According to the Bank of England the cost of fixed-rate mortgages increased in July 2009 to an average of 5.7% which compares with an average rate of 5.54% in June 2009. The result is that fixed-rate mortgages are at their highest since October 2008.
These changes to fixed rates are key indicators as to the health of our banking system. Despite efforts by the Government and the Bank of England to apply pressure on banks to lend at more reasonable rates we are seeing an increase in fixed-rates. This would suggest that the banks are paying a higher cost for fixed-rate funds in the markets – it is not just LIBOR to be considered here, each bank will have its own “credit rating” and thus the cost at which it borrows will be affected by its perceived risk rating in the markets.

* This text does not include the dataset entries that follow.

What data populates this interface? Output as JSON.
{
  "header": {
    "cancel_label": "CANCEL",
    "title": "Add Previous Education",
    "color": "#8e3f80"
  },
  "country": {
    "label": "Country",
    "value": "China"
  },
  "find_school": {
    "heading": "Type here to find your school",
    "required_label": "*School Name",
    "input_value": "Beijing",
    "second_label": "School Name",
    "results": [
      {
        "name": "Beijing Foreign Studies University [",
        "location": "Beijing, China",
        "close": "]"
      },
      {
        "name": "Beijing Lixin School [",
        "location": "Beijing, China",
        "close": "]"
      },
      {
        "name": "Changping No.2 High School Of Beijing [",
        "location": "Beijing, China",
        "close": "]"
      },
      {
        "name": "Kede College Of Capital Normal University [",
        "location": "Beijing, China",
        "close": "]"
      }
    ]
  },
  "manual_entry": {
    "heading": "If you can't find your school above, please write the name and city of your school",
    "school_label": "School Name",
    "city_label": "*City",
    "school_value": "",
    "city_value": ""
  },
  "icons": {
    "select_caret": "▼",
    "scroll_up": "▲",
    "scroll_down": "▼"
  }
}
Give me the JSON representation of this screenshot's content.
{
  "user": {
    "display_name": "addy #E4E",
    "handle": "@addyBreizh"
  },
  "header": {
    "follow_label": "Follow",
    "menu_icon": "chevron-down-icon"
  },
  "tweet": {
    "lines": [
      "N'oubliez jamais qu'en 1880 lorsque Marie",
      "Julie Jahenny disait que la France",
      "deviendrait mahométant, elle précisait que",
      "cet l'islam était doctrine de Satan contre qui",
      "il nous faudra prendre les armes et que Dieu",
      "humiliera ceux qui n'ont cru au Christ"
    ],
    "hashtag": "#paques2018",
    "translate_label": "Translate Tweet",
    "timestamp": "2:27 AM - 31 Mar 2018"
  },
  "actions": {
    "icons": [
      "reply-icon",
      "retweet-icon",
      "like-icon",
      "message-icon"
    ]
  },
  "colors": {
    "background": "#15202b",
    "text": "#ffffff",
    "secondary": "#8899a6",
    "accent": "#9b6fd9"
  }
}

There was an article a few months ago where a large corporate company actually had a better credit rating than the bank from which it used to borrow funds. The result was the company bypassed the bank as they could source funds at a lower rate than the bank. This is a classic example of where the bank’s credit rating is a key factor in the cost at which it borrows money and in turn the cost that they charge “us” for a mortgage.
But it is not just interest rates that are being affected. In the last month there has been a trend to lower LTV (Loan To Valuation) in the buy-to-let market. For example in June 2009 it was relatively easy to get a mortgage loan based on 75% LTV. By the end of July it was difficult to find banks who would lend at 75% LTV with most now offering 70% LTV maximum.
Overall it seems that the banking system and its ability to lend is still far from where it needs to be with no sign of a change in the near future. Until the banks can lend more freely we are going to see more pain in the property market. Right now it is still a tough market for the property buyer.